PONTIANAK — Kejaksaan Tinggi Kalimantan Barat menegaskan akan memperketat pengawasan terhadap seluruh proyek pemerintah yang bersumber dari APBN dan APBD. Penguatan pengawasan itu diposisikan sebagai langkah pencegahan sekaligus penindakan dini terhadap praktik korupsi dan penyimpangan anggaran di daerah.
Asisten Intelijen Kejati Kalbar, Yadi Rachmat Sunaryadi, mengatakan proyek pembangunan masih menjadi sektor rawan penyimpangan, mulai dari penggelembungan anggaran hingga pelaksanaan pekerjaan yang tidak sesuai spesifikasi teknis. Karena itu, Kejaksaan akan mengawal proyek sejak tahap awal hingga pelaksanaan.
“Setiap tahapan proyek pemerintah akan kami kawal. Jika ditemukan indikasi penyimpangan, tentu akan ditindaklanjuti sesuai mekanisme hukum yang berlaku,” kata Yadi dalam kegiatan coffee morning bersama insan pers di Pontianak, Senin, 27 Januari.
Yadi menjelaskan, penguatan pengawasan proyek merupakan bagian dari agenda reformasi hukum dan reformasi birokrasi di lingkungan Kejaksaan. Upaya tersebut ditempuh melalui peningkatan kualitas penanganan perkara, penguatan fungsi intelijen penegakan hukum, serta koordinasi dengan aparat pengawasan internal pemerintah dan lembaga penegak hukum lainnya.

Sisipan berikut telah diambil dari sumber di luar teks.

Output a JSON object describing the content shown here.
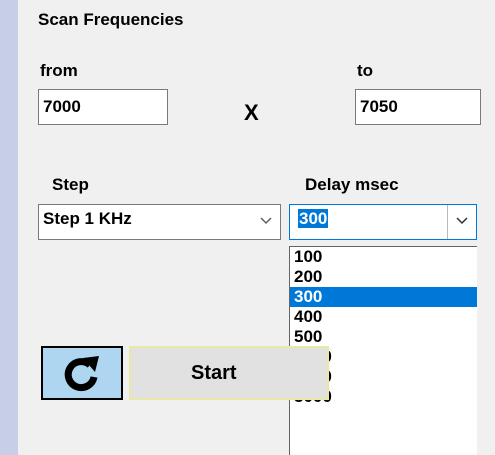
{
  "title": "Scan Frequencies",
  "from": {
    "label": "from",
    "value": "7000"
  },
  "separator": "X",
  "to": {
    "label": "to",
    "value": "7050"
  },
  "step": {
    "label": "Step",
    "selected": "Step 1 KHz"
  },
  "delay": {
    "label": "Delay  msec",
    "selected": "300",
    "options": [
      "100",
      "200",
      "300",
      "400",
      "500",
      "1000",
      "2000",
      "3000"
    ]
  },
  "buttons": {
    "refresh_icon": "refresh-icon",
    "start_label": "Start"
  },
  "colors": {
    "selection": "#0078d7",
    "refresh_bg": "#aed6f0",
    "window_bg": "#c7cfe6"
  }
}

Dalam forum itu, Kejati Kalbar juga membuka ruang partisipasi publik untuk ikut mengawasi jalannya pembangunan daerah. Informasi dan laporan masyarakat yang dapat dipertanggungjawabkan akan dijadikan bahan penting dalam upaya pencegahan dan penindakan tindak pidana korupsi.
“Peran media sangat strategis dalam mendorong transparansi dan akuntabilitas pengelolaan anggaran publik,” ujar Yadi, yang didampingi Kepala Seksi Penerangan Hukum Kejati Kalbar, I Wayan Gedin Arianta.
Melalui penguatan pengawasan dan keterlibatan publik, Kejati Kalbar menegaskan komitmennya menjaga kepercayaan masyarakat dengan memastikan proyek pembangunan berjalan sesuai aturan dan benar-benar memberi manfaat bagi publik.